Giovanni Sollazzo, chairman of Aidem, a UK-based platform that helps marketers ensure they are reaching real users, added: “We advise all our affected advertisers to immediately request a refund.”
Ruben Schreurs, a Netherlands-based product manager at Ebiquity, said the research is likely to have a “significant negative impact” on Google’s perceived quality and trustworthiness in the $400 billion digital advertising industry.
Google published a blog in response, defending the quality of its partner network, saying the report makes some “grossly inaccurate claims”. After reviewing several websites shared by the Financial Times, the company also said it would take appropriate action, including removing all ads on the pages.
“We have strict guidelines that all third-party publishers must follow in order for us to serve ads, and we recently expanded our partnership with Integral Ad Science” — a San Francisco-based digital ad verification group — “to allow advertisers to measure where their ads run,” said Google to FT.
Inefficiency in the digital advertising industry is widespread. Last week, the Association of National Advertisers, a US trade association, reported that 15 percent of the $88 billion spent on automated digital ads is wasted on “Made for Advertising” sites designed to flood the user with ads and get unintended clicks.
Google tells advertisers that TrueView ads will only appear on “high-quality publisher sites” that are “carefully vetted and must meet Google’s inventory quality standards.” The company stipulates that TrueView ads should not start on passive scrolling, “must be audible by default,” and that content between ads must also be “at least” 10 minutes.
But Adalytics found many examples that violated these rules. On one site, scrolling initiated a muted video feed with five back-to-back ads in the lower right corner of the screen. It was followed by a one-minute “movie” of random content, before five more ads began to play. Each “view” counts as an engaged consumer.
Advertisers are often unaware of exactly where their ads are appearing because Google restricts the use of independent third-party tracking tools that can accurately measure how and where digital ads are placed.

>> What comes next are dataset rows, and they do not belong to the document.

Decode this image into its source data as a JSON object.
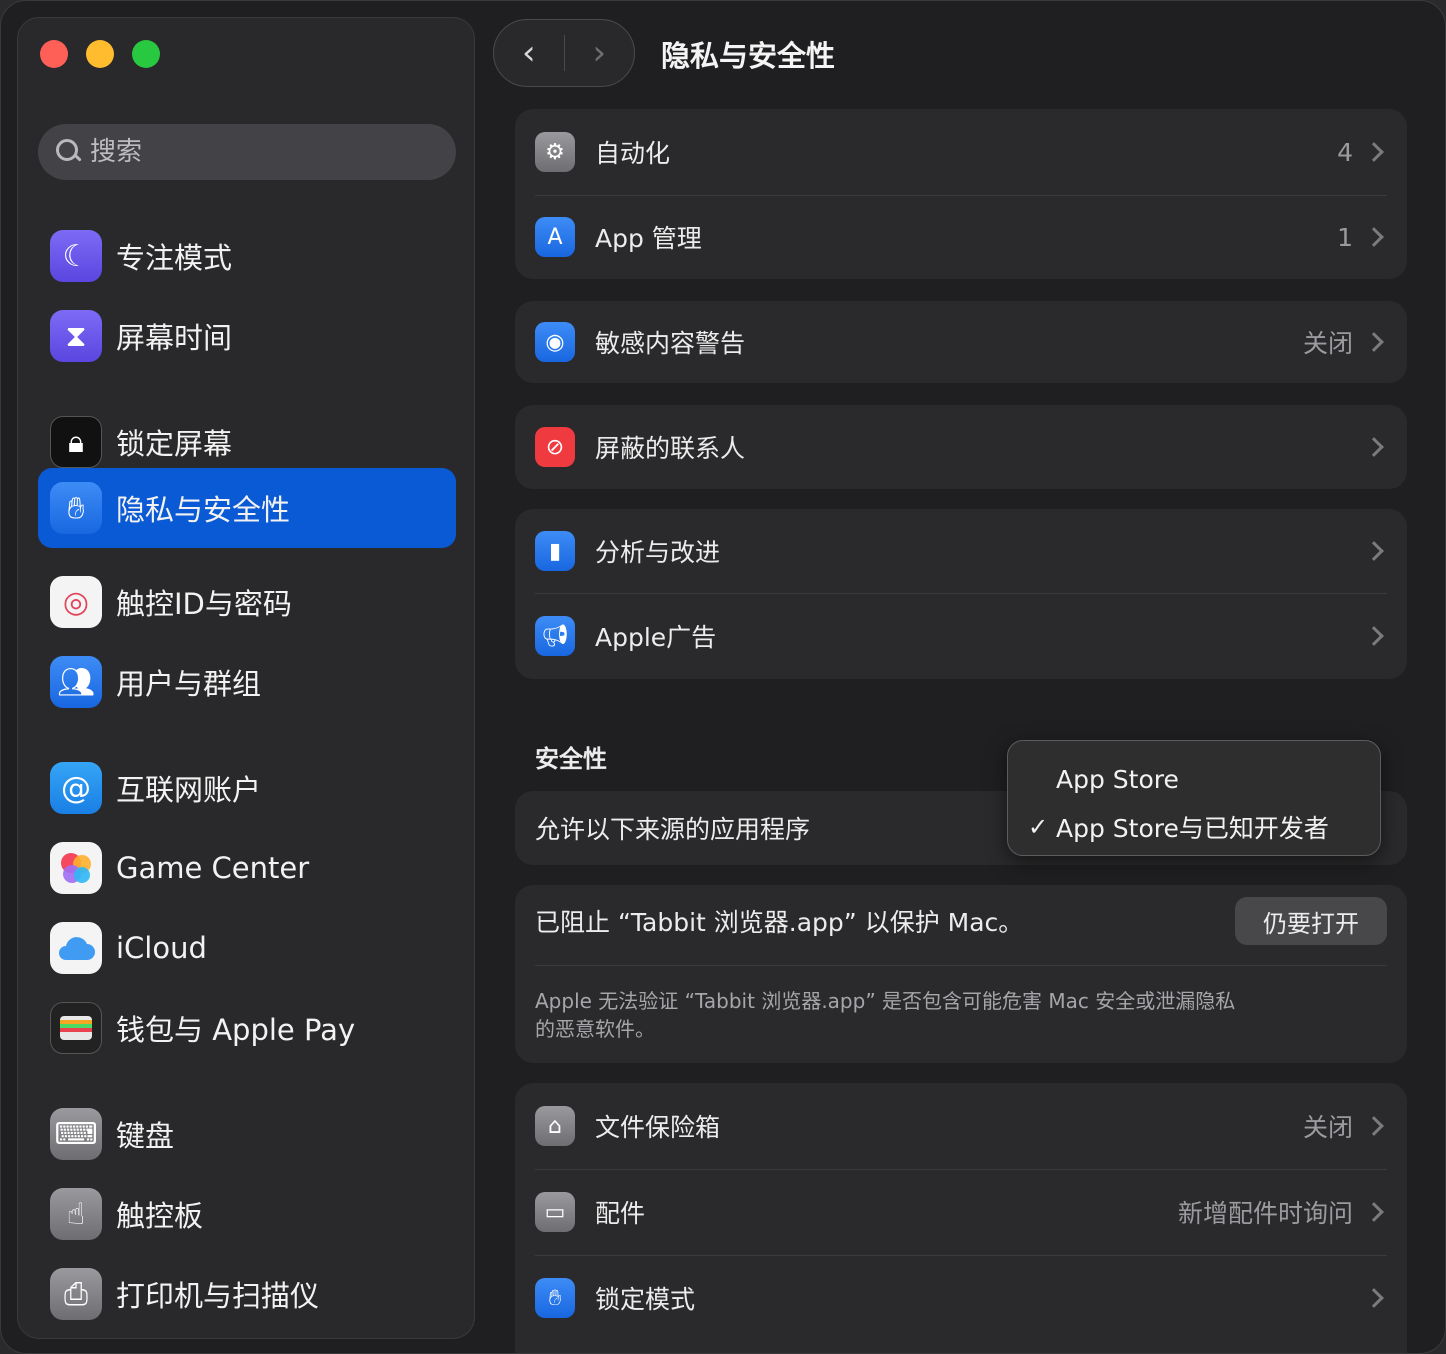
{
  "window": {
    "title": "隐私与安全性"
  },
  "sidebar": {
    "search_placeholder": "搜索",
    "items": [
      {
        "label": "专注模式",
        "icon": "moon-icon"
      },
      {
        "label": "屏幕时间",
        "icon": "hourglass-icon"
      },
      {
        "label": "锁定屏幕",
        "icon": "lock-screen-icon"
      },
      {
        "label": "隐私与安全性",
        "icon": "hand-icon",
        "active": true
      },
      {
        "label": "触控ID与密码",
        "icon": "fingerprint-icon"
      },
      {
        "label": "用户与群组",
        "icon": "users-icon"
      },
      {
        "label": "互联网账户",
        "icon": "at-icon"
      },
      {
        "label": "Game Center",
        "icon": "game-center-icon"
      },
      {
        "label": "iCloud",
        "icon": "cloud-icon"
      },
      {
        "label": "钱包与 Apple Pay",
        "icon": "wallet-icon"
      },
      {
        "label": "键盘",
        "icon": "keyboard-icon"
      },
      {
        "label": "触控板",
        "icon": "trackpad-icon"
      },
      {
        "label": "打印机与扫描仪",
        "icon": "printer-icon"
      }
    ]
  },
  "main": {
    "title": "隐私与安全性",
    "group1": [
      {
        "label": "自动化",
        "value": "4",
        "icon": "gears-icon"
      },
      {
        "label": "App 管理",
        "value": "1",
        "icon": "app-store-icon"
      }
    ],
    "sensitive": {
      "label": "敏感内容警告",
      "value": "关闭",
      "icon": "eye-warning-icon"
    },
    "blocked": {
      "label": "屏蔽的联系人",
      "icon": "blocked-icon"
    },
    "group_analytics": [
      {
        "label": "分析与改进",
        "icon": "chart-icon"
      },
      {
        "label": "Apple广告",
        "icon": "megaphone-icon"
      }
    ],
    "security": {
      "title": "安全性",
      "allow_label": "允许以下来源的应用程序",
      "popup_options": [
        "App Store",
        "App Store与已知开发者"
      ],
      "popup_selected_index": 1,
      "blocked_message": "已阻止 “Tabbit 浏览器.app” 以保护 Mac。",
      "open_anyway": "仍要打开",
      "warning_desc": "Apple 无法验证 “Tabbit 浏览器.app” 是否包含可能危害 Mac 安全或泄漏隐私的恶意软件。"
    },
    "group_bottom": [
      {
        "label": "文件保险箱",
        "value": "关闭",
        "icon": "vault-icon"
      },
      {
        "label": "配件",
        "value": "新增配件时询问",
        "icon": "accessory-icon"
      },
      {
        "label": "锁定模式",
        "value": "",
        "icon": "hand-icon"
      }
    ]
  },
  "colors": {
    "accent": "#0a5ad6",
    "background": "#1f1f21",
    "card": "#2a2a2c"
  }
}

“It is ultimately Google’s servers that determine when or how often a TrueView ad will be inserted into a particular ad slot,” Adalytics researcher Krzysztof Franaszek wrote in the company’s study of TrueView.

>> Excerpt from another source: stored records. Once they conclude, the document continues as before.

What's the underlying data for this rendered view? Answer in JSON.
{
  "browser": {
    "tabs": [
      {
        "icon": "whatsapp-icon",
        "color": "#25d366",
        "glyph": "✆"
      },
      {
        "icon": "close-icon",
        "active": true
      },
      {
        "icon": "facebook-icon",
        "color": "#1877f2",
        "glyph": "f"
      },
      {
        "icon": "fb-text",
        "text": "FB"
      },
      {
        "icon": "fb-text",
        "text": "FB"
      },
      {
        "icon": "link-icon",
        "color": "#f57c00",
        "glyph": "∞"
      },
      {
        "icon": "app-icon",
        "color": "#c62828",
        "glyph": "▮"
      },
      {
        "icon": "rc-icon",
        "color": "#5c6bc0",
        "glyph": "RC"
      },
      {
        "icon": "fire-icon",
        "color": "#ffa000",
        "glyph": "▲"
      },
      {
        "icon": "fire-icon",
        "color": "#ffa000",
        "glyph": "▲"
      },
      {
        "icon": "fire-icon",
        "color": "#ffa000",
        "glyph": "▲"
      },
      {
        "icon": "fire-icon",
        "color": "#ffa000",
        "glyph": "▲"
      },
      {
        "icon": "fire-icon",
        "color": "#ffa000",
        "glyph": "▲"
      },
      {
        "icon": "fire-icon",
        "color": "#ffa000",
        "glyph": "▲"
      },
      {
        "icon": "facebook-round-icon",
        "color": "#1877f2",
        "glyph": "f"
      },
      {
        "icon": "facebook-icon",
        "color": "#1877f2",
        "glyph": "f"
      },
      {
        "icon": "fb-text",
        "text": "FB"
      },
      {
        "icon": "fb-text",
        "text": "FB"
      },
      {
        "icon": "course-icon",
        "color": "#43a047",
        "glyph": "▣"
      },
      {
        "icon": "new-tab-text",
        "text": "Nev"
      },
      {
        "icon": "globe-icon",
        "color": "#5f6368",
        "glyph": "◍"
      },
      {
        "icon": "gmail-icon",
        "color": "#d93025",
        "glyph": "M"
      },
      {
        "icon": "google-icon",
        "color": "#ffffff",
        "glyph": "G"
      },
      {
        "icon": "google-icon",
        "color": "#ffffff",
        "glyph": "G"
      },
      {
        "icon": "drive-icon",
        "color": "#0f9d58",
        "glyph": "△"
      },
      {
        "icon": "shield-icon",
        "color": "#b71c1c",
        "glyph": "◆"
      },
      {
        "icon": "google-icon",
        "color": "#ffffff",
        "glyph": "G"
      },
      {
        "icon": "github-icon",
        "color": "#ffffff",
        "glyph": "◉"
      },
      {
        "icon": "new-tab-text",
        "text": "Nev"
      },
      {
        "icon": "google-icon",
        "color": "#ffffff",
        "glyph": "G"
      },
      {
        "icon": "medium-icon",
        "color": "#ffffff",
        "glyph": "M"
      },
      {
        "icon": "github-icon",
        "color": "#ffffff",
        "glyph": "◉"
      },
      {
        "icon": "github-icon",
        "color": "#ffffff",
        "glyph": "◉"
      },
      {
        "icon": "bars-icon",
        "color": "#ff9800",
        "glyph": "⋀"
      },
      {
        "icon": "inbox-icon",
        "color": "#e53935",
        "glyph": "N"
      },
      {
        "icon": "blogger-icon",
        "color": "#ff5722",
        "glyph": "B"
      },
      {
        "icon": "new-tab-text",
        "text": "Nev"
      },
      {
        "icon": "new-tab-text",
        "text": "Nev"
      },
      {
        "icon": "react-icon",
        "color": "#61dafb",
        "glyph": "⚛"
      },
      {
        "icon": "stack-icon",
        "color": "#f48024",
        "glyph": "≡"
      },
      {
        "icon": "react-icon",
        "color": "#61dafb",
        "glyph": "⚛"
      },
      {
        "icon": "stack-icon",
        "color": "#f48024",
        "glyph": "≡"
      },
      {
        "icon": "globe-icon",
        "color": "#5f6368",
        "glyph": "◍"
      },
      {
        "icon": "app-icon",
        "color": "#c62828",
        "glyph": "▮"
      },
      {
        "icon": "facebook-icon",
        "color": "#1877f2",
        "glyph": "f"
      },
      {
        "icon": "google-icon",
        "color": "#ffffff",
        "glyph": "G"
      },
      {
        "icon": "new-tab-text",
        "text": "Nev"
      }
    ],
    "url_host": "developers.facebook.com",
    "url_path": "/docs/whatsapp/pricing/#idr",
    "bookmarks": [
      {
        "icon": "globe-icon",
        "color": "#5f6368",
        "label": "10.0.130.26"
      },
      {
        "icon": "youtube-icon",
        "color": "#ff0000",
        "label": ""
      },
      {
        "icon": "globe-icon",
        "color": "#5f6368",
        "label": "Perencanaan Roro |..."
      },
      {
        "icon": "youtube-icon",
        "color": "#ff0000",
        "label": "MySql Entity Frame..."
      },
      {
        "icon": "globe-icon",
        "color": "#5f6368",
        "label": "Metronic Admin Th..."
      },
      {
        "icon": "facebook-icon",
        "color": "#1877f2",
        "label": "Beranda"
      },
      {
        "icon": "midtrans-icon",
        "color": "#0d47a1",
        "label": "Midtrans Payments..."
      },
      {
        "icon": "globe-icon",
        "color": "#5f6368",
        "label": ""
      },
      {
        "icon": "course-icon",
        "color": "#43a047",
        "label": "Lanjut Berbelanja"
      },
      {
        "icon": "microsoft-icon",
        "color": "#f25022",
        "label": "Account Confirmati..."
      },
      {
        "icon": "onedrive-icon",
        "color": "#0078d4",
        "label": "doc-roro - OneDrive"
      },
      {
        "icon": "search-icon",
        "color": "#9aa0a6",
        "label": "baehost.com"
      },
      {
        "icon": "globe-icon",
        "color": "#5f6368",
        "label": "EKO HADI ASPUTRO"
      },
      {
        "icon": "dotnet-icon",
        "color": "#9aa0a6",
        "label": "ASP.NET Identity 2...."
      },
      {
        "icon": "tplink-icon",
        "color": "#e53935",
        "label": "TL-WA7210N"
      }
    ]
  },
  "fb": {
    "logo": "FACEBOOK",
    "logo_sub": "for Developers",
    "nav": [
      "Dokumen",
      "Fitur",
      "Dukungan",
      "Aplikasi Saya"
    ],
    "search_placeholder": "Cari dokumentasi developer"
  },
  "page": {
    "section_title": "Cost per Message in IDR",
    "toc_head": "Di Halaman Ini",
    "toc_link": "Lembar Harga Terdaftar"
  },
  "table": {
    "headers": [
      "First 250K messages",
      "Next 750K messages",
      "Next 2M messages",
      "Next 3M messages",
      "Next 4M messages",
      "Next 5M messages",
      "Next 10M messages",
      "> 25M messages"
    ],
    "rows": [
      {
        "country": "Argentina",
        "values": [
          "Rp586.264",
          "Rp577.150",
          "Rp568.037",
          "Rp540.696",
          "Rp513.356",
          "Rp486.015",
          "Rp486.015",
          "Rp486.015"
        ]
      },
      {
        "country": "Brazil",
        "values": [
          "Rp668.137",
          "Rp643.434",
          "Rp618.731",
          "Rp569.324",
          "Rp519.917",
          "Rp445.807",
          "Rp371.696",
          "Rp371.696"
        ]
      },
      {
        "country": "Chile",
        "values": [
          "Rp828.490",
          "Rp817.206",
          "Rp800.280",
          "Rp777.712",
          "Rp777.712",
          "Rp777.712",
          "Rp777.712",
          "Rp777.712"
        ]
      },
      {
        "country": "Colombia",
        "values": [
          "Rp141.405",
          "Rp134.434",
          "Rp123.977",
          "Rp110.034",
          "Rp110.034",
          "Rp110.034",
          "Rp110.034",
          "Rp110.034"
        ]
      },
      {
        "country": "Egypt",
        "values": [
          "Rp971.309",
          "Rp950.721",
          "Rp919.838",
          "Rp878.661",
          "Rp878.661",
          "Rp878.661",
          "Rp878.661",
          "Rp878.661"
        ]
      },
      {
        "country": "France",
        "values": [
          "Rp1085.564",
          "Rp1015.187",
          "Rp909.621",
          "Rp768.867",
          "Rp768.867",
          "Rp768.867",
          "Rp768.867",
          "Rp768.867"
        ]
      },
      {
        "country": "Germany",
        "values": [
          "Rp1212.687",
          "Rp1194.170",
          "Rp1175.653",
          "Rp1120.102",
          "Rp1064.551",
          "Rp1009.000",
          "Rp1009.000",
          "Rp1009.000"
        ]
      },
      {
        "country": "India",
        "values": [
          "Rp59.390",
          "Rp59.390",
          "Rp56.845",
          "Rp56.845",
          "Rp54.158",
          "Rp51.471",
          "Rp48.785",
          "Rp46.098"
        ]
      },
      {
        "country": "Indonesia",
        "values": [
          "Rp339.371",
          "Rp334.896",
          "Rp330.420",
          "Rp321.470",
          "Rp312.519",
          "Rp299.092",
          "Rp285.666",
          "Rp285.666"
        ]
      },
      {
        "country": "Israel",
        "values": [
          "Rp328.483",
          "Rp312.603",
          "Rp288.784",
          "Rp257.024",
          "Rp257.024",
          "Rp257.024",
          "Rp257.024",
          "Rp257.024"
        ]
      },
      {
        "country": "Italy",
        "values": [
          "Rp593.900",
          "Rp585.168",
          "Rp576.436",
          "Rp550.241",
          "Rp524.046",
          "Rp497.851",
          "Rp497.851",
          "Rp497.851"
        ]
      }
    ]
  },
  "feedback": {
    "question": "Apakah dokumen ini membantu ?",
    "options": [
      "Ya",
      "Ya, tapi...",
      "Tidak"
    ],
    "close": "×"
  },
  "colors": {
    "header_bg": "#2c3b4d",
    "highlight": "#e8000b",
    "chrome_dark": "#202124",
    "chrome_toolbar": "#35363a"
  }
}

Google allowed “video action campaigns” to run exclusively on YouTube until September 2021, when it removed the ability to opt out of the video partner network. A Google spokesperson told the FT that marketers can “work directly with their Google representative if they wish to opt out of Google’s video partners”.
When Adalytics sampled some ad campaigns, it found that 42-75 percent of TrueView ads were assigned to partner sites that were identified as serving video ads in muted, auto-playing, hidden or “out-stream” video slots that didn’t meet Google’s standards. Less than a fifth of ad budgets went to YouTube.com or the YouTube app.
Franaszek also documented finding TrueView ads on websites that have been criticized for allegedly spreading disinformation, including pravda.ru, a Russian state media site.
“This is an unprecedented opportunity for advertisers to reclaim billions of dollars in refunds and lawsuits,” said Claire Atkin, co-founder of Check My Ads, a watchdog that tracks abuse in the digital adtech industry. “This investigation makes a mockery of any effort Google has made toward sound business practices in the ad industry.”
The article has been updated to clarify that the Adalytics survey relates to Google partner video sites rather than the YouTube platform.